Bu halk, kimin bu ülkeye eser ve hizmet kazandırmak için ter döktüğünü kimin de avara kasnak gibi sürekli aynı şeyleri söyleyerek hiçbir iş yapmadan sırt üstü yattığını görüyor, biliyor. İnsan ölür kalır eseri, eşek ölür kalır semeri. Varsın birileri semer peşinde koşsun. Biz ülkemize ve milletimize eser kazandırma mücadelemizi sonuna kadar sürdüreceğiz.
Türkiye’yi dünyanın en büyük 10 ekonomisi arasına sokmak, siyasi ve diplomatik gücümüzü zirveye çıkarmak, güvenliğimizi en geniş yorumla sağlamak için gece gündüz çalışmaya devam edeceğiz. Yatırım yaparak, üreterek, istihdamı artırarak, ihracatı yükselterek büyümeyi sürekli kılarak potansiyelimizi son sürat harekete geçirerek büyük ve güçlü Türkiye’yi hep birlikte inşa edeceğiz. Geçen 19 yılda bu ülkeye sağlıktan eğitime, adaletten güvenliğe, ulaşımdan enerjiye, çevreden spora her alanda neler kazandırdığımızın en yakın şahidi milletimizin ta kendisidir.
Bizim de referansımız 19 yılda Cumhuriyeti ve Türkiye’yi nereden nereye getirdiğimizi bilen milletimizin ta kendisidir. Evet, bizim referansımız demokraside ve ekonomide ülkemizi dünyanın en üst ligine çıkarmamızdır. Bizim referansımız 84 milyon vatandaşımızın her birinin hayat kalitesini yükselten, geleceğini aydınlatan, umutlarını güçlendiren başarılara imza atmamızdır. Kanal İstanbul işte bu atılım zincirinin yeni bir halkasıdır.
“Bir kez daha dünyayı kendimize hayran bırakacağız”

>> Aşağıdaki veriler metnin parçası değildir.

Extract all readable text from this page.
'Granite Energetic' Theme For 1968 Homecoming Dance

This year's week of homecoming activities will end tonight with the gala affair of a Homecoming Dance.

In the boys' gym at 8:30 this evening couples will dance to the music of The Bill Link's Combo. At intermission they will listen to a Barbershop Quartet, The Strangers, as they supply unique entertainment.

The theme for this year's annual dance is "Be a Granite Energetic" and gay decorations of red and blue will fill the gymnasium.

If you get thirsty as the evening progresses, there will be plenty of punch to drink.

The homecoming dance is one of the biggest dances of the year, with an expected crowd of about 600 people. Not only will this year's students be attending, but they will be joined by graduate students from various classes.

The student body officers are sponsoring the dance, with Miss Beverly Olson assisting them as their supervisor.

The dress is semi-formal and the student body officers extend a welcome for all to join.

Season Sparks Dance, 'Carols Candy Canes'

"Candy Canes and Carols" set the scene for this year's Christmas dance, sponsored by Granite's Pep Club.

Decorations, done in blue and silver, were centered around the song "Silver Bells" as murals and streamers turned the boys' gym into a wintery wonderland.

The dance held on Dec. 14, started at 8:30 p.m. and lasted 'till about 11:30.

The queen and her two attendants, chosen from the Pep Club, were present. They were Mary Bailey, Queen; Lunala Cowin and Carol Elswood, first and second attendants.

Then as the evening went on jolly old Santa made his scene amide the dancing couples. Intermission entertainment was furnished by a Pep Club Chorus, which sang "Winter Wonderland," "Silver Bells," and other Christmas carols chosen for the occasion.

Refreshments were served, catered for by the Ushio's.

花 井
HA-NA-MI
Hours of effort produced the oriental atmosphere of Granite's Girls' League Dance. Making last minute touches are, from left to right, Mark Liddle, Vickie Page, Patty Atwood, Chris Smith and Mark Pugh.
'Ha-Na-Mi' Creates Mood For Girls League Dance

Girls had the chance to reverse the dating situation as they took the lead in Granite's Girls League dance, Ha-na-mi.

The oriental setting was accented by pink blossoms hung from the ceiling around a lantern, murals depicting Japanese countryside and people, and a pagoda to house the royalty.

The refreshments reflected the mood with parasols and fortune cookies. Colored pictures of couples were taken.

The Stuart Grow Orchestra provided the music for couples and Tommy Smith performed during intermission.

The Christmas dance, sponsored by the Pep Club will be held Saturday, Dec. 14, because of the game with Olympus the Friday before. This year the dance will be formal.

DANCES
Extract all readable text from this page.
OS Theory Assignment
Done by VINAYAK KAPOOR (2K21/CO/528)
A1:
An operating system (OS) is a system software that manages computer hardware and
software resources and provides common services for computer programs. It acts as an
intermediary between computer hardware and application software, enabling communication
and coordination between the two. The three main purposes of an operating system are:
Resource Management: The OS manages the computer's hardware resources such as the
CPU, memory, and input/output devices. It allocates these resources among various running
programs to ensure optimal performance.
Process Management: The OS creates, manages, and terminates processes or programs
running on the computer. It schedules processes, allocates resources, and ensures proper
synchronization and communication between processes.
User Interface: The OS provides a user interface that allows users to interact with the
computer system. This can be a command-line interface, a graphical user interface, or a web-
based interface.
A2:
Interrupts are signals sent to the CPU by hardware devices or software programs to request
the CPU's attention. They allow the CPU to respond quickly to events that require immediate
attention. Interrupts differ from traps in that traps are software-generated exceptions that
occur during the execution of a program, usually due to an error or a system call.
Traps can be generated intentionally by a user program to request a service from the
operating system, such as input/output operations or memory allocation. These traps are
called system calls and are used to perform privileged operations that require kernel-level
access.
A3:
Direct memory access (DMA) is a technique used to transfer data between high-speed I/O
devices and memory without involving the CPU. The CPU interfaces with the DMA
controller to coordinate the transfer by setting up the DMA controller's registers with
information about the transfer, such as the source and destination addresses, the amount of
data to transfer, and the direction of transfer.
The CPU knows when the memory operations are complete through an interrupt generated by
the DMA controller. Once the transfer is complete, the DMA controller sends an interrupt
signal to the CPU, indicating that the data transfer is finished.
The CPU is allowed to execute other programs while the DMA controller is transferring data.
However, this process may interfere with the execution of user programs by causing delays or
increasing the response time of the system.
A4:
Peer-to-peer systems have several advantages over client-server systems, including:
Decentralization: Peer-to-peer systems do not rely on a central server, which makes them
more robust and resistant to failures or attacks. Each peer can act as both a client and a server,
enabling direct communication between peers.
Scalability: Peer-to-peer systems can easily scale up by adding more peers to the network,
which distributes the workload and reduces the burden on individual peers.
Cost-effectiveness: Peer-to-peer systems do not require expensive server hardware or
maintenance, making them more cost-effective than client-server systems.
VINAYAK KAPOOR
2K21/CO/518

Yarın altyapı işlerine başlayacak, öbür gün kanalın kazmasını vuracak, makinaları çalıştıracak ve böylece bir abide eseri inşallah milletimizin emrine vereceğiz. Fatih, İstanbul’u fethederken, gemileri karadan yürüterek dünyayı kendine hayran bırakmıştı. Boğazın üzerine birer kandil gibi astığımız köprülerle biz de dünyayı kendimize hayran bıraktık. İşte şimdi Çanakkale 18 Mart Köprüsü yapılıyor mu? Yapılıyor. O da bir altın boynuz gibi Çanakkale’yi süsleyecek. Marmaray ve Avrasya Tüneli’yle boğazın altından iki kıtayı birleştirerek dünyayı kendimize hayran bıraktık. Şimdi de Marmara ve Karadeniz’i yeni bir Boğaz’la Kanal İstanbul’la birbirine bağlayarak bir kez daha dünyayı kendimize hayran bırakacağız. Rabbim yar ve yardımcımız olsun diyorum.